Free wills “as profitable as charging a few hundred pounds”


Brewer: Firms provide spin-off services from free will

Law firms can make as much money by providing their clients with free wills and charging for additional services than by charging a few hundred pounds for a will, the founder of a free wills website has argued.

Jon Brewer, a former solicitor and founder of Bequeathed, said he worked with a law firm that had written 1,400 free wills for clients over the last 12 months and “not lost a single penny in revenue”.

His comments came as Bequeathed announced that it had worked with the Royal National Institute of Blind People and digital inclusion specialist Hassell Inclusion to make online will preparation more accessible.

Bequeathed – which began operating in 2018 – changed its business model at the start of 2021 from providing free wills to download and optional advice from a lawyer, to offering a ‘Will For Good’ – “Good for family. Good for friends. Good for charity”, the marketing says.

This is a will based on 30 minutes of free advice from a solicitor or will writer after completing an online questionnaire.

Mr Brewer said part of the reason for introducing the new service was to help Bequeathed stand out from the growing ranks of online will writers who did not offer legal advice.

The online service makes the appointments, sends out the client-care letters, checks the ID of clients and drafts the initial will.

Bequeathed works with six law firms – four in England, one in Scotland and one in Northern Ireland – as well as 140 charities, while it has this week agreed a partnership with Accord Legal Services, a major will writer based in St Helens, with 250 consultants across the UK.

Mr Brewer said one of the law firms, which used to charge clients a minimum of £200 plus VAT for a will, had written 1,400 free wills without losing any revenue because it provided additional services such as tax advice or a lasting power of attorney.

The firm had also increased the number of wills it had written, adding to the size of its wills bank and as a result probate work.

Mr Brewer said Bequeathed was looking for “quality providers of will-writing services” to work with, regulated or unregulated.

“You can have a really poor provider of legal services which is regulated and is a really good one which is unregulated”.

He said what concerned him were the levels of qualification for key staff, the terms and conditions for providing services to consumers and the insurance back-up if things went wrong.

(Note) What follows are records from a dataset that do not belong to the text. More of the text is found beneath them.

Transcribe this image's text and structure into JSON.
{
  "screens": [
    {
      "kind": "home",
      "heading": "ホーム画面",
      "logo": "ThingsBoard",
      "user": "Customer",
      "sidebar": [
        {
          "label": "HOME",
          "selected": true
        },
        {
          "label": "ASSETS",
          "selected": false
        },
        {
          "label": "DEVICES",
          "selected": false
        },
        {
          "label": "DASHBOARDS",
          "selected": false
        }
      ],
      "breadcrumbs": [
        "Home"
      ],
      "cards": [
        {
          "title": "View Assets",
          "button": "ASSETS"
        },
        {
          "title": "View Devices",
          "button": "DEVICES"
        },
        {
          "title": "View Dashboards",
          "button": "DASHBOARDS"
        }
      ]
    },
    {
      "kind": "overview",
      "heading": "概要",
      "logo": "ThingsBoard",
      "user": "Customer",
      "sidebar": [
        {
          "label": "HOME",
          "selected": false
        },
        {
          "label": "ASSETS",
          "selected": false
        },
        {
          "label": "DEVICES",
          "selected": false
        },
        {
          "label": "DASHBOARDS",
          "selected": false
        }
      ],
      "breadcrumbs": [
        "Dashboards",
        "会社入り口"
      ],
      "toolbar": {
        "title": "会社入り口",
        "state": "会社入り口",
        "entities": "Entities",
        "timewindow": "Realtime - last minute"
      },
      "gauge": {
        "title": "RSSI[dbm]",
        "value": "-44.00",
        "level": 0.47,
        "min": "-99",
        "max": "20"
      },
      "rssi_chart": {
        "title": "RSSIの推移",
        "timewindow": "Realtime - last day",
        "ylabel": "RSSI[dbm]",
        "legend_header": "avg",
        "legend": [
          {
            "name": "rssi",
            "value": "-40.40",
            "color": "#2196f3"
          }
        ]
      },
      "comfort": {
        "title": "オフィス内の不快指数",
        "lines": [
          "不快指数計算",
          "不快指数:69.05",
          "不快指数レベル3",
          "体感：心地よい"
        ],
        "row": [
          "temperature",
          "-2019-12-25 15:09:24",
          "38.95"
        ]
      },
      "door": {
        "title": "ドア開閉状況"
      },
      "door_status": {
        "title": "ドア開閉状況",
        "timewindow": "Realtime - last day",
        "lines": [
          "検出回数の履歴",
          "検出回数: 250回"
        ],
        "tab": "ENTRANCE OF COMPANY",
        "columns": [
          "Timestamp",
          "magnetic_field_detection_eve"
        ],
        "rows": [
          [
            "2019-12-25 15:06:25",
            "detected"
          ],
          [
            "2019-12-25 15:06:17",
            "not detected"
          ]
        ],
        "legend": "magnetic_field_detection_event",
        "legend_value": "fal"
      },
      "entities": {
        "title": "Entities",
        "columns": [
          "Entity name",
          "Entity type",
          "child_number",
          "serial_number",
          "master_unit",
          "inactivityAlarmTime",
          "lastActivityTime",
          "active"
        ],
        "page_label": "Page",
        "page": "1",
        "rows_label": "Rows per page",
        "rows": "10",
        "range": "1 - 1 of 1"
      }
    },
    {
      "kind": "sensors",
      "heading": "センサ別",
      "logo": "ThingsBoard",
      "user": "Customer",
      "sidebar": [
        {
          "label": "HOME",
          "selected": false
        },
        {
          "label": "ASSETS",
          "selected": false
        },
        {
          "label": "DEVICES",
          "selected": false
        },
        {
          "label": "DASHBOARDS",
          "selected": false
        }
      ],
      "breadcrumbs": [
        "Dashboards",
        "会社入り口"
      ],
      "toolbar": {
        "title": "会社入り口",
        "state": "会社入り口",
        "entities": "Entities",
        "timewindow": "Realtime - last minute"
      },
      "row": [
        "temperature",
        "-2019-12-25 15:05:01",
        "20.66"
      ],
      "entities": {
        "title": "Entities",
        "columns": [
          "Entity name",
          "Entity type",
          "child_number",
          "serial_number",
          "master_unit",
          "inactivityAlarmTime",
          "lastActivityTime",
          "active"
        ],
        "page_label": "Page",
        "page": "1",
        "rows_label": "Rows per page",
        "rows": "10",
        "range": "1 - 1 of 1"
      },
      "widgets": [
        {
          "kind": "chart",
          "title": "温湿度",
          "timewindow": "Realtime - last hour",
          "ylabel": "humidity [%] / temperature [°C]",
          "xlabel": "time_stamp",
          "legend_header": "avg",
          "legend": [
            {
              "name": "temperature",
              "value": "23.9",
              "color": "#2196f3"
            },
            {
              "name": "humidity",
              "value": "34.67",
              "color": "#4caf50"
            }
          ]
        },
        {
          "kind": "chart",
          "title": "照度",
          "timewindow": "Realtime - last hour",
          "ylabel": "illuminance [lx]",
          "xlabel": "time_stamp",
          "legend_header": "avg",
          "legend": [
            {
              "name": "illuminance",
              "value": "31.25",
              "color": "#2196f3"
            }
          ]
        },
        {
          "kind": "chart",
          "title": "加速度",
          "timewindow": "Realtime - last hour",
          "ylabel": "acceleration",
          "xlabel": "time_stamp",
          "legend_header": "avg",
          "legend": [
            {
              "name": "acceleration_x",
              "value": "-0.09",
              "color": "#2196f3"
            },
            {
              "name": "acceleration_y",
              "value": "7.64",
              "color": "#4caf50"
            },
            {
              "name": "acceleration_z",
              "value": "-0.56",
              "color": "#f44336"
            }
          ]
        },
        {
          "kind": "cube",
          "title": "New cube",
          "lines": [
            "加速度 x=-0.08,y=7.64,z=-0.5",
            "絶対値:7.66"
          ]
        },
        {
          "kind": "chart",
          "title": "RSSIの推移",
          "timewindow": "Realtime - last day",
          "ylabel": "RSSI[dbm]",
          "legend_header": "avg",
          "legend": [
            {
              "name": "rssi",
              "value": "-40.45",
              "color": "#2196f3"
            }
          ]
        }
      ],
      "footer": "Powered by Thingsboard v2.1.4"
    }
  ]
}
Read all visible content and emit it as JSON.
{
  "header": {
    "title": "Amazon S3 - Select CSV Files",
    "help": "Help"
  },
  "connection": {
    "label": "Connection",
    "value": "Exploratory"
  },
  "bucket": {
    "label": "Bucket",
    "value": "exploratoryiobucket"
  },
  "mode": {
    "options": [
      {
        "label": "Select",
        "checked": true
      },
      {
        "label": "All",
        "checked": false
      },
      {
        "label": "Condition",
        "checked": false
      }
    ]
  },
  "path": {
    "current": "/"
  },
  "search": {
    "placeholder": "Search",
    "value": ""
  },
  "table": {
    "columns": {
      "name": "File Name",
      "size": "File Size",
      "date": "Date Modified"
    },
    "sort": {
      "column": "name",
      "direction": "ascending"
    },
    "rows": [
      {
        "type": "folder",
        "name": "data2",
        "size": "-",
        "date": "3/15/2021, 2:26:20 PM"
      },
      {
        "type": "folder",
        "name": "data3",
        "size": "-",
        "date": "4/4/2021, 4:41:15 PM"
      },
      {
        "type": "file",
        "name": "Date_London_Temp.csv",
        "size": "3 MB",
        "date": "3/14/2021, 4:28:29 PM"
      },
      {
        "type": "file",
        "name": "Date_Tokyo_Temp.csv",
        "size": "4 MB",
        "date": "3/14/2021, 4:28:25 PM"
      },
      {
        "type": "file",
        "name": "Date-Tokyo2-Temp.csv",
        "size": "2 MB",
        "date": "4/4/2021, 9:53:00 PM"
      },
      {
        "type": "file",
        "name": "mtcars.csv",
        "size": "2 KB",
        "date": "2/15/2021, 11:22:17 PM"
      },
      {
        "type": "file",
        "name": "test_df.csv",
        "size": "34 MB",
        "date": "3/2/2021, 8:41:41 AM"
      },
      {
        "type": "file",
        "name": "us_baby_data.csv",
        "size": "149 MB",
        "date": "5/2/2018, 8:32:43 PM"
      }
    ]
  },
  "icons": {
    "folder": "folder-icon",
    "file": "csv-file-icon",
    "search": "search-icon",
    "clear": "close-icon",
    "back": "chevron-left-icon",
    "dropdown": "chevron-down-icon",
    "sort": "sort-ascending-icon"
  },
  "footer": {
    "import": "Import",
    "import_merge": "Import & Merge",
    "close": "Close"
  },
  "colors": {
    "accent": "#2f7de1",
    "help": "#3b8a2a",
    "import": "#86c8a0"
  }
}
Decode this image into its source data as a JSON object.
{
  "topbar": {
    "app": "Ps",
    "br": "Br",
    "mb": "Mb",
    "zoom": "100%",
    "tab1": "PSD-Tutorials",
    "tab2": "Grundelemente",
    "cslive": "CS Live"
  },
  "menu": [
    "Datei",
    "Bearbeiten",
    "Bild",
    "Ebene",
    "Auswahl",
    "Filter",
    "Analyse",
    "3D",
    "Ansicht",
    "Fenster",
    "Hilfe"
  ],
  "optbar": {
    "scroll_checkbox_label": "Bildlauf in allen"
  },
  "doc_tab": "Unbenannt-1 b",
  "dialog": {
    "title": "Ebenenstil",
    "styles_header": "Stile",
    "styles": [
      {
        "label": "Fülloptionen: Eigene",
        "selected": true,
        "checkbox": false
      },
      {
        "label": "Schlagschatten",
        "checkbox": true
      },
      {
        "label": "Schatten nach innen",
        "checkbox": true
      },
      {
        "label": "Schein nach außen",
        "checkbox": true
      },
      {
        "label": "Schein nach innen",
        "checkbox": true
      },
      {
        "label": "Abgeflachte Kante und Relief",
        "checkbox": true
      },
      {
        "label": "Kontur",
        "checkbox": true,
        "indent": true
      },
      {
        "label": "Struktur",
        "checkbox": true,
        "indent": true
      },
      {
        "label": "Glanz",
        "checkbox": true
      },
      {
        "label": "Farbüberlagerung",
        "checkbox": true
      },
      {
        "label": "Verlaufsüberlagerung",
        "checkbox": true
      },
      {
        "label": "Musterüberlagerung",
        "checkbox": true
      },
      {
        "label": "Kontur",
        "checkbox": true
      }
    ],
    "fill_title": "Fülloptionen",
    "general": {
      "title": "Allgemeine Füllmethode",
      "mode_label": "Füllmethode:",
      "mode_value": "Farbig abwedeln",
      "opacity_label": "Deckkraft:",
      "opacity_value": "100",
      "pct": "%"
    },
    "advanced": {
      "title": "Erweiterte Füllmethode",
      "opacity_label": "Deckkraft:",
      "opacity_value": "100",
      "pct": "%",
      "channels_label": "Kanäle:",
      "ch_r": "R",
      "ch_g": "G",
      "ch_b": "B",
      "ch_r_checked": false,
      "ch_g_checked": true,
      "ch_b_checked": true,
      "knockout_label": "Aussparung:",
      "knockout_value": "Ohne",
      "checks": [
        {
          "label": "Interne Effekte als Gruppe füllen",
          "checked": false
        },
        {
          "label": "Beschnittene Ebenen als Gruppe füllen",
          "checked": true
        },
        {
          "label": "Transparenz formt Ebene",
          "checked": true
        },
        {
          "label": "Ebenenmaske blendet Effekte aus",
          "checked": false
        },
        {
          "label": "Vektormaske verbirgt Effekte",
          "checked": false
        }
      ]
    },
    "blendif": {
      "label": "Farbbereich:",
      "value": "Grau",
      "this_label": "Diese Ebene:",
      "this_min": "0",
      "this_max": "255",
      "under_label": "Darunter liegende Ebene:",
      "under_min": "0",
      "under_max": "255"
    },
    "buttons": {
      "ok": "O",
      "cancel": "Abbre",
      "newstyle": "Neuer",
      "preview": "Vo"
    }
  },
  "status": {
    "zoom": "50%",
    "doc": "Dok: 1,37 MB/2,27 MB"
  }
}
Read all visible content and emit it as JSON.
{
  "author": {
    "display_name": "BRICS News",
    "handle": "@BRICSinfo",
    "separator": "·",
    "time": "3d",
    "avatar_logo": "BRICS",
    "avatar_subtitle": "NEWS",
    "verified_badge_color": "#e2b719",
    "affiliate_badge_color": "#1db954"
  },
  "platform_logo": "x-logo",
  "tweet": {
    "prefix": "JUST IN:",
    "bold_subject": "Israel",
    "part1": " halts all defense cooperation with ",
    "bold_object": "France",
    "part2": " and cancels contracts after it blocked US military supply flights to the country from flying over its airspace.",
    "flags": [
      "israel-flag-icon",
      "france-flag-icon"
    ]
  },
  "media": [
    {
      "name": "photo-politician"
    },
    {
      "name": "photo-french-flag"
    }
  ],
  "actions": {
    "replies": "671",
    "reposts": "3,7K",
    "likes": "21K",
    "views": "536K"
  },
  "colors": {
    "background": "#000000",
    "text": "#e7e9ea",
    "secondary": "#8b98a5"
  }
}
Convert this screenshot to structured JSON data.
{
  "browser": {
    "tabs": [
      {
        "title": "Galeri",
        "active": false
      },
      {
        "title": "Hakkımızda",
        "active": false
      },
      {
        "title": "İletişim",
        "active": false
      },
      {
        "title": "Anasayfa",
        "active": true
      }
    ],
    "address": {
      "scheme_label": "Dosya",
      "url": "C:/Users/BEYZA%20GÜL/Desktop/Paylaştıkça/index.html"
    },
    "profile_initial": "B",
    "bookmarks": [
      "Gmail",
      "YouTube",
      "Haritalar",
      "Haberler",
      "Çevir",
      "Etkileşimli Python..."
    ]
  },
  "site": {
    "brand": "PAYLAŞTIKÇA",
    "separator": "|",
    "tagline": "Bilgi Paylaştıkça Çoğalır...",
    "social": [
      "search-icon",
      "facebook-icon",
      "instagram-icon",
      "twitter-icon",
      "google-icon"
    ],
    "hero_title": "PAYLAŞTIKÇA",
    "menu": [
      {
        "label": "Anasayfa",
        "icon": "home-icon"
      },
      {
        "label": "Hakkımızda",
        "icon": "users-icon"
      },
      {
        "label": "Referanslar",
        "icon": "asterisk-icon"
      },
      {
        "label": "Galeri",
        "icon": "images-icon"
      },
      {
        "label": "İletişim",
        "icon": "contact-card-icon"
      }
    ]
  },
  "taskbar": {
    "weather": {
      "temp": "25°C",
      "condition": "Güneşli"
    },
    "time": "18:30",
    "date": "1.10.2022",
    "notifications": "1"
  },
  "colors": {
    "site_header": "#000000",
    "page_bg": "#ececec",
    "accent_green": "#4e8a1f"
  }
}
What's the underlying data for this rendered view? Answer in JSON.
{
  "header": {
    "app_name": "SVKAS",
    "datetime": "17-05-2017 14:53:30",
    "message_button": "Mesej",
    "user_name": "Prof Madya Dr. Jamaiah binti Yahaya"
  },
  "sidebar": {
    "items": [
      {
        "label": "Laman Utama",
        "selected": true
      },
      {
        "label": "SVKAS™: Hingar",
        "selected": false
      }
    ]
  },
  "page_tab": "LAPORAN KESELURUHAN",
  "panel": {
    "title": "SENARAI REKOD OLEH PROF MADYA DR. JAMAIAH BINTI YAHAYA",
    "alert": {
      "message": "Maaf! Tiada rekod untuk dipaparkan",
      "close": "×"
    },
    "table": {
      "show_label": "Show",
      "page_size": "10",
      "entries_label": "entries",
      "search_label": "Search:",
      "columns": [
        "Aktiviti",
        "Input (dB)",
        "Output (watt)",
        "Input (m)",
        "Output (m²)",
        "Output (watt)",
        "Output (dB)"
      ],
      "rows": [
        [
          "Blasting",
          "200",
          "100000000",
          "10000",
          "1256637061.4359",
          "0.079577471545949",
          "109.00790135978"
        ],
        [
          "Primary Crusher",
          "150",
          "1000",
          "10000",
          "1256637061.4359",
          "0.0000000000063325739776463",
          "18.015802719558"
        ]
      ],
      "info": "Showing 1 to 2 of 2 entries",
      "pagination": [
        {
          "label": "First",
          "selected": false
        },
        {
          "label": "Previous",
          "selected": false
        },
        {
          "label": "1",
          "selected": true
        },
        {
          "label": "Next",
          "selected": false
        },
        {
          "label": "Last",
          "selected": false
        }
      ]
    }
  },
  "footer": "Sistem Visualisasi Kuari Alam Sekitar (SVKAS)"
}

Accord is run by practitioners with qualifications from the Society of Trust and Estate Practitioners and Mr Brewer said its indemnity insurance was of a similar level to that required by regulated law firms.

He said the pandemic had increased the number of consumers going online to make wills, and “who would have wanted to tale advice from a solicitor or will writer had they been able to”.

Mr Brewer said law firms valued the opportunity to talk to all consumers who wanted a Will for Good, rather than only those who considered that they needed legal advice.

“With more and more will writers out there, the legal profession has to respond in a way that increases its profitability and the number of wills it writes.

“Wills have long been talked about as a loss leader. With ‘Will for Good’ you don’t have to make a loss.”

Mr Brewer added that later this summer, Bequeathed would be announcing a partnership with a national network of financial advisers.